The guests had long since been ushered away. Now all that remained was family. The palace staff cleared the buffet table, and the musicians packed up to take their leave. It was all too . . . normal. Routine. And far too quiet. Where was the heart in any of it? Where was the soul?

Jordan floated beside Duke in the now-empty grand hall. The same hall that had been used for Coral’s celebration two days prior. Coral lingered at the center of it all. Staring.

How is this real? My oldest sister can’t be gone.

It was as if it had happened to someone else. As if Coral was removed from it all and simply watched these horrific events unfold within the timeline of another’s story. Except . . .

This happened to me. So why can’t I feel anything?

Jordan hadn’t spoken a word to her since Red Tide came and left. Her last words echoed in Coral’s mind.

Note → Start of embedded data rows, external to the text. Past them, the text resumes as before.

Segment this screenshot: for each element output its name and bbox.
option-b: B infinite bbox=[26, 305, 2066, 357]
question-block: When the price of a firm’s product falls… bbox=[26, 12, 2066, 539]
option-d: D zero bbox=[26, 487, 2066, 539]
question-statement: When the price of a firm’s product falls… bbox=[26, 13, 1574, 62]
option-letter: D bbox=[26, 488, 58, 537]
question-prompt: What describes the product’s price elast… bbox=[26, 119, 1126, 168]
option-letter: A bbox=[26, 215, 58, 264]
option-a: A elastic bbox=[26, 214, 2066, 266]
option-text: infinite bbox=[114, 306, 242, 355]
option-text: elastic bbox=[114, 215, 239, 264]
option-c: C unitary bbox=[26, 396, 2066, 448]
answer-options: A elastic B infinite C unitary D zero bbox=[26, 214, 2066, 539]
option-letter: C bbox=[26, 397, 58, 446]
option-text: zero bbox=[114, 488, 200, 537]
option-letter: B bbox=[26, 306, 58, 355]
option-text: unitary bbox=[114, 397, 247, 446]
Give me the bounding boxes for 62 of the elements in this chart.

“You are nothing to me. Nothing.”

The king avoided her.

Coral was completely and utterly alone.

Still, she couldn’t let go of what she’d witnessed.

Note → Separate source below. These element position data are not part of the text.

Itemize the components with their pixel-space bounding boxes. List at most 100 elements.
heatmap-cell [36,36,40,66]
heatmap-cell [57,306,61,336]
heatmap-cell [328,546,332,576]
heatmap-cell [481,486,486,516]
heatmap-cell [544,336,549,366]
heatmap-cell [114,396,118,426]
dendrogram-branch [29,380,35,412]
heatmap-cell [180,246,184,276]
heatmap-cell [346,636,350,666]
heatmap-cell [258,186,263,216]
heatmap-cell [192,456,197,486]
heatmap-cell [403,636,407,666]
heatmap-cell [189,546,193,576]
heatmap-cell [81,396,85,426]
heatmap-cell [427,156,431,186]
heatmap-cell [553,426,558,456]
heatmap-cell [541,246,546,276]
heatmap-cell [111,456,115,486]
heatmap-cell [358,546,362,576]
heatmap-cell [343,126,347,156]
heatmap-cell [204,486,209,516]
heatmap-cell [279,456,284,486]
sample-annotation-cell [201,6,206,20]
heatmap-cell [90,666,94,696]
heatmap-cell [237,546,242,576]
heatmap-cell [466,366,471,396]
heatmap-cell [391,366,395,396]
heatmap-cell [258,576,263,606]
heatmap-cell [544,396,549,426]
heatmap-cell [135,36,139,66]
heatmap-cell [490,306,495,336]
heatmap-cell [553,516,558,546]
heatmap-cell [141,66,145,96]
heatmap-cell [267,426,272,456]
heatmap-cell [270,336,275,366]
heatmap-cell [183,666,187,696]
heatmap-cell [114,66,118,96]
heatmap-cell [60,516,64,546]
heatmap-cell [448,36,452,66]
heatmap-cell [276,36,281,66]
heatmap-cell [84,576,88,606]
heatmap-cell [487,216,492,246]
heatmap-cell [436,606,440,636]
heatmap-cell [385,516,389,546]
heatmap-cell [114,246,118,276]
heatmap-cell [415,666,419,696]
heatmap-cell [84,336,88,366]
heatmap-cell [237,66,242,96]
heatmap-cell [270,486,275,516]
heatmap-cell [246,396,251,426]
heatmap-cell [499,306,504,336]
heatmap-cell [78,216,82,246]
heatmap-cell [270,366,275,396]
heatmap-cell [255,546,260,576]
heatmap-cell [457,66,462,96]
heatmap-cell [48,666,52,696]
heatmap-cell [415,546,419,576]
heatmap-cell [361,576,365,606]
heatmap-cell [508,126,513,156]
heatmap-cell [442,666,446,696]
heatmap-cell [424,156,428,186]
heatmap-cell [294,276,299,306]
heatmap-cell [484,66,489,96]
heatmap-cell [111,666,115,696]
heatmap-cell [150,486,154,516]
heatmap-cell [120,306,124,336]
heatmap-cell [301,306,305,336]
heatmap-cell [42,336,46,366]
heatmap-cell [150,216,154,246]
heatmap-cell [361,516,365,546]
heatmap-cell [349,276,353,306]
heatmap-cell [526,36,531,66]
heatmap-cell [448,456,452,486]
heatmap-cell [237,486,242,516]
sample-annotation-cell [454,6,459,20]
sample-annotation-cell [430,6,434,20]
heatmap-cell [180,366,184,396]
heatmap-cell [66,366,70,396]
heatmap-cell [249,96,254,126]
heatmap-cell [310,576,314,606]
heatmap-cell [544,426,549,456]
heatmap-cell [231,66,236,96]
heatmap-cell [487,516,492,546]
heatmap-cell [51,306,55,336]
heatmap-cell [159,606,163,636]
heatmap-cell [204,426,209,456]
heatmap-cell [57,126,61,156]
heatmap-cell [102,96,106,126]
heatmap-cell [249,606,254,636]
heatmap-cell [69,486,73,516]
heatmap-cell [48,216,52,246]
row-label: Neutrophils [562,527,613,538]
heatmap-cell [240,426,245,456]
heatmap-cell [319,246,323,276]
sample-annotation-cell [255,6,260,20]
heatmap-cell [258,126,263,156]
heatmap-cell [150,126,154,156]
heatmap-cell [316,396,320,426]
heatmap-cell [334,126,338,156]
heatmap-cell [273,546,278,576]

My sister had legs. She was mermaid. She was human.

How was it possible? Could the crown princess have found a way to possess a human soul?

“Mermaids do not have souls,” Jordan had said once. “We become as the foam of the sea when we die. And then we are no more.”

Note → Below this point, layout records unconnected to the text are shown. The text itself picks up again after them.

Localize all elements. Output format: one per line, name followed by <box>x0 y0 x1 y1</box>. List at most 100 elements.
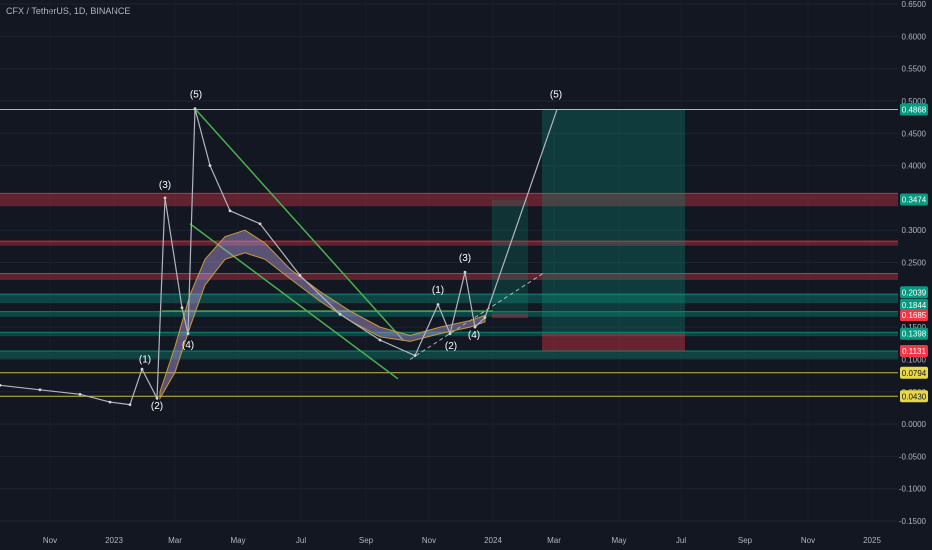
price-point <box>473 325 477 329</box>
wave-label: (4) <box>468 330 480 341</box>
price-point <box>448 332 452 335</box>
price-point <box>208 164 212 167</box>
price-label-text: 0.0430 <box>902 392 927 401</box>
wave-label: (2) <box>445 341 457 352</box>
x-tick-label: 2023 <box>105 536 123 545</box>
price-point <box>228 209 232 213</box>
x-tick-label: Mar <box>547 536 561 545</box>
price-label-text: 0.1844 <box>902 301 927 310</box>
target-box <box>542 109 685 334</box>
y-tick-label: 0.4500 <box>902 129 927 138</box>
x-tick-label: Jul <box>296 536 306 545</box>
y-tick-label: 0.6000 <box>902 32 927 41</box>
price-point <box>140 367 144 371</box>
sr-zone <box>0 241 898 246</box>
x-tick-label: May <box>230 536 245 545</box>
wave-label: (4) <box>182 340 194 351</box>
x-tick-label: Jul <box>676 536 686 545</box>
horizontal-lines <box>0 108 898 397</box>
stop-box <box>492 314 528 319</box>
price-point <box>298 274 302 277</box>
y-tick-label: 0.1000 <box>902 355 927 364</box>
price-label-text: 0.4868 <box>902 105 927 114</box>
price-point <box>0 383 2 387</box>
time-axis: Nov 2023 Mar May Jul Sep Nov 2024 Mar May Jul Sep No… <box>43 536 882 545</box>
y-tick-label: -0.1000 <box>899 485 927 494</box>
ma-ribbon <box>159 229 486 401</box>
price-point <box>186 332 190 335</box>
price-label-box <box>900 390 928 403</box>
price-axis: 0.65000.60000.55000.50000.45000.40000.35… <box>899 0 927 526</box>
wave-label: (2) <box>151 401 163 412</box>
price-point <box>78 392 82 396</box>
trend-support-dashed <box>409 271 546 360</box>
price-point <box>38 388 42 392</box>
sr-zone <box>0 193 898 207</box>
price-point <box>163 196 167 200</box>
sr-zone <box>0 294 898 304</box>
x-tick-label: 2025 <box>863 536 881 545</box>
trend-channels <box>162 108 546 380</box>
x-tick-label: Sep <box>359 536 374 545</box>
price-label-box <box>900 286 928 299</box>
price-label-box <box>900 309 928 322</box>
wave-label: (3) <box>159 180 171 191</box>
stop-box <box>542 333 685 351</box>
y-tick-label: -0.0500 <box>899 452 927 461</box>
price-label-box <box>900 366 928 379</box>
x-tick-label: 2024 <box>484 536 502 545</box>
price-label-text: 0.0794 <box>902 369 927 378</box>
price-label-box <box>900 344 928 357</box>
price-label-text: 0.1685 <box>902 311 927 320</box>
price-point <box>378 338 382 342</box>
price-label-text: 0.1398 <box>902 330 927 339</box>
y-tick-label: 0.5000 <box>902 97 927 106</box>
x-tick-label: Nov <box>801 536 815 545</box>
price-point <box>463 270 467 274</box>
x-tick-label: Nov <box>422 536 436 545</box>
sr-zone <box>0 351 898 359</box>
y-tick-label: 0.0000 <box>902 420 927 429</box>
price-label-text: 0.2039 <box>902 288 927 297</box>
x-tick-label: Nov <box>43 536 57 545</box>
sr-zone <box>0 273 898 280</box>
wave-labels: (1) (2) (3) (4) (5) (1) (2) (3) (4) (5) <box>139 90 562 412</box>
price-point <box>155 396 159 400</box>
projection-path <box>484 109 558 318</box>
y-tick-label: 0.5500 <box>902 65 927 74</box>
wave-label: (3) <box>459 253 471 264</box>
y-tick-label: 0.6500 <box>902 0 927 9</box>
y-tick-label: -0.1500 <box>899 517 927 526</box>
position-boxes <box>492 109 685 351</box>
target-box <box>492 199 528 315</box>
y-tick-label: 0.3000 <box>902 226 927 235</box>
x-tick-label: Sep <box>738 536 753 545</box>
price-series <box>0 107 487 407</box>
price-label-box <box>900 103 928 116</box>
wave-label: (5) <box>190 90 202 101</box>
y-tick-label: 0.4000 <box>902 162 927 171</box>
price-point <box>108 400 112 404</box>
wave-label: (1) <box>139 355 151 366</box>
wave-label: (5) <box>550 90 562 101</box>
channel-lower <box>189 223 399 380</box>
y-tick-label: 0.1500 <box>902 323 927 332</box>
price-point <box>413 354 417 357</box>
chart-grid <box>0 3 898 522</box>
sr-zone <box>0 311 898 317</box>
projection-line <box>484 109 558 318</box>
x-tick-label: May <box>611 536 626 545</box>
price-line <box>0 108 486 406</box>
price-label-box <box>900 193 928 206</box>
price-point <box>193 107 197 111</box>
price-label-box <box>900 298 928 311</box>
price-label-text: 0.3474 <box>902 196 927 205</box>
price-label-box <box>900 327 928 340</box>
channel-upper <box>194 108 404 341</box>
wave-label: (1) <box>432 285 444 296</box>
price-point <box>436 303 440 306</box>
price-label-text: 0.1131 <box>902 347 926 356</box>
y-tick-label: 0.2500 <box>902 259 927 268</box>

Did they really . . . stop existing? Coral couldn’t quite wrap her mind around the idea. If there was a before, a now, there must be an after.

Right?

The human boy. Where had he taken her sister? And why did no one speak of the matter?

“I’m ready to go.” Duke’s irritated tone drew Coral from her musings.

She peered through a slit between her lashes.

Arms crossed and face pinched, Duke resembled a sour-faced guppy more than a merman. “I’ve been here all day. Staying longer won’t make her less dead.”

Anger boiled. How dare he. How dare he. Coral opened her eyes fully and whipped her head left and right, hoping her father had heard the despicable comment. But . . .

Oh.

Right.

The king had been the last to arrive and the first to leave.

Duke opened his mouth to speak again but Jordan eyed him in warning. While the merman made Jordan out to be weak, terrified the cursed Disease would come for her, she showed herself to be quite the opposite.

Jordan approached Coral then. She lifted a hand toward Coral’s shoulder, then pulled back. “Duke will be staying in the palace for a while. Father needs all the support he can get. He hired Duke as second in command.”

Coral’s jaw dropped. Behind her sister, Duke caught her eye. The way he’d held on to her the other night—it wasn’t the end. If given the chance, Duke would take everything.

The thought invited the shadows. A shudder raised her scales. She hadn’t told anyone how Duke had grabbed her twice in one night. Nor had she said a word about the human scaring him off. Would anyone believe her if she did?

Jordan would marry Duke eventually. If Coral said something now, accused him of . . . What? Almost harming her? No. She couldn’t risk that he’d take it out on Jordan when they were alone.

“Now that I’m the oldest, the new crown princess,” Jordan continued, “whomever I marry will be next in line to the throne. Duke will need to begin training as Father’s heir.”

Coral had a wicked wish then. An evil, guilt-inducing wish she at once regretted and longed to be true.

I wish that human had ended Duke for good.

The human. Why couldn’t she get him out of her head?

Because, when all others ignored her, in the end, the human was the one to help, to hear her sister’s cry.

The same inky darkness of nothing that had threatened to take over at Duke’s touch encroached now. Colors blurred together until all became black. Their sounds faded. The music of her constant rainbow died. Not one hue could be distinguished from another.

Coral felt. Nothing.

I am. Nothing.

It was in these nothing moments she believed the Disease had taken over.

And there was nothing under the sea she could do to stop it.

She blinked and blinked and blinked again. Harder. Swifter. A tear never came. Had she imagined them before?

She glanced at Jordan, retreating quietly to Duke’s side.

“Jordan.” Coral swam after her sister and took her hand, ignoring Duke. “What about Red Tide?” The burning under her eyelids returned. She wanted to rub at them but pinned her arms at her sides instead. “Our sister knew it was coming. Almost as if it was her . . .” Coral swallowed. She’d sound crazy but she had to know. “Her choice. As if she invited it.”